Have you ever watched a movie or television show, only to notice that a character's hair looks slightly different or some background knickknacks seem to have been moved, despite no passage of time?
Worrying about those tiny details is a time-consuming process in Hollywood and one that has remained surprisingly old school, using yellow pads and big binders to keep track of a shoot. That is, until now.
ProductionPro, which was recently used on the second season of Netflix's "The Crown," along with Broadway shows including "Kinky Boots" and "Miss Saigon," is an app that rolls up all of those old school processes into a simple iPad app.
"It’s really the simplicity I think people reacted to," Alex Libby, founder of ProductionPro, told NBC News. "They’re really able to automatically organize all of their ideas, the research, the designs and the continuity from each scene into the structure of the story seamlessly and that is the first time it's ever happened for them."
Virtually everything we need to lead our high-tech lives exists inside the smartphones we carry around in our pockets, from the way we work — via productivity apps such as Todoist and Evernote — to the way we get to work — with Uber, Lyft, and Waze; and even the way we work out.
Yet somehow the app revolution, which was largely spurred with the creation of Apple's App Store in 2008, never really disrupted Hollywood.
“The entertainment industry as a whole has been underserved by tech since the Greeks," Libby told NBC News. "They are extremely analogue, and a group of journeyman and apprentices who learn from their forefathers," said Libby, who has worked as a crew member on Broadway and Hollywood sets.
"People would go back to their binders they’d have to carry from location to location," he added. "And now it is one iPad.”

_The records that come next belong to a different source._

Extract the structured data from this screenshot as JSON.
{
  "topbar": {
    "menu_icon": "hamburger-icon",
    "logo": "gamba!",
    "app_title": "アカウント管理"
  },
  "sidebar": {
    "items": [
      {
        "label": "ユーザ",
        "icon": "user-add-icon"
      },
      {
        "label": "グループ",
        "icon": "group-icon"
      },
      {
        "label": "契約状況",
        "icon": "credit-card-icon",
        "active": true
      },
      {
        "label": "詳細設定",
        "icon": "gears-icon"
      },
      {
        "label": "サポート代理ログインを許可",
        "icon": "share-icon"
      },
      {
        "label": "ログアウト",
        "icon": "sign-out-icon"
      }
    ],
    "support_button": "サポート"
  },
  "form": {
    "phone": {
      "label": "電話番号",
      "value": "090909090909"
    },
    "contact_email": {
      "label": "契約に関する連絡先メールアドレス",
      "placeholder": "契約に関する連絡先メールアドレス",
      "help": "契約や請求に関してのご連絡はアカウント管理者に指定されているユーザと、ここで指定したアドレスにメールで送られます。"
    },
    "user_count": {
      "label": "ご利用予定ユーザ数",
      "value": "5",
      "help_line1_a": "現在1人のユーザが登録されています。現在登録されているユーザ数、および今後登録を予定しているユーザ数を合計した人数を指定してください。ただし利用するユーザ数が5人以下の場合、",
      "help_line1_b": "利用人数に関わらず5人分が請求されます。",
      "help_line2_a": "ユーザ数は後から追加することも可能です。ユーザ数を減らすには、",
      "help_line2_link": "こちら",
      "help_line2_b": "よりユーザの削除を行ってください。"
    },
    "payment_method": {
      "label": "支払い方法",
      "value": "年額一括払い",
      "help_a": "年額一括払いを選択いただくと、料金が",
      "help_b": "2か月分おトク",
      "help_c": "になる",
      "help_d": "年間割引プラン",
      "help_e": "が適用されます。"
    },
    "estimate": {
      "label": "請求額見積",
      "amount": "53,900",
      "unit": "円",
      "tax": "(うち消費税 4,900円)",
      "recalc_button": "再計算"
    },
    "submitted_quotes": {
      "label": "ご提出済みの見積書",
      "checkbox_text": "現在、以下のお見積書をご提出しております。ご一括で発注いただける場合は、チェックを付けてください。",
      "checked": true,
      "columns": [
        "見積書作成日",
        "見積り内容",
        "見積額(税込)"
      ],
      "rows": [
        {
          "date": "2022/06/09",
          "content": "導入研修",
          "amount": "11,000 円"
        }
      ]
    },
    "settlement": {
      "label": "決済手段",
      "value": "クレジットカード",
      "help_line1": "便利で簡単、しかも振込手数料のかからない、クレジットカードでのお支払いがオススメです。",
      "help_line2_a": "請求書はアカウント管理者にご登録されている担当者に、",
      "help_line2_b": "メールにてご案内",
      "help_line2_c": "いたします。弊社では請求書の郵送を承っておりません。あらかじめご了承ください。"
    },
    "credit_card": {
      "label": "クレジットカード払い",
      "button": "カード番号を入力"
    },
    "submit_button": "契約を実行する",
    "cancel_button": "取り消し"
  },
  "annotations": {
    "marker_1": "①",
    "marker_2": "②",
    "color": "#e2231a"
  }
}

While working on the film "Extremely Loud and Incredibly Close," Libby said he became inspired to create a solution. At first, he used a six-foot-wide, 150-foot long scroll to organize the scenes and all of the elements, including props and costumes.
While it helped, he said he was inspired to create something less unwieldy, and so he worked with a team of techies to help bring his idea for an app to fruition. Freelancers can get accounts for $20 per month, while accounts for an entire set start at $2,500.
It's still early days for ProductionPro, but with a few successful big budget shoots under their belt, Libby said more people in the entertainment industry are becoming receptive to embracing technology. He said there are some "majorly huge" clients lined up that he can't yet disclose.
"You often find people on the ground can’t actually imagine what tech can do. That has been one of our great joys, going in showing people that with a touch of a button, you can save hours of your day," he said. "And you can use that brain space to create instead of [worry about] the logistics. The more we have people thinking that way, the better.”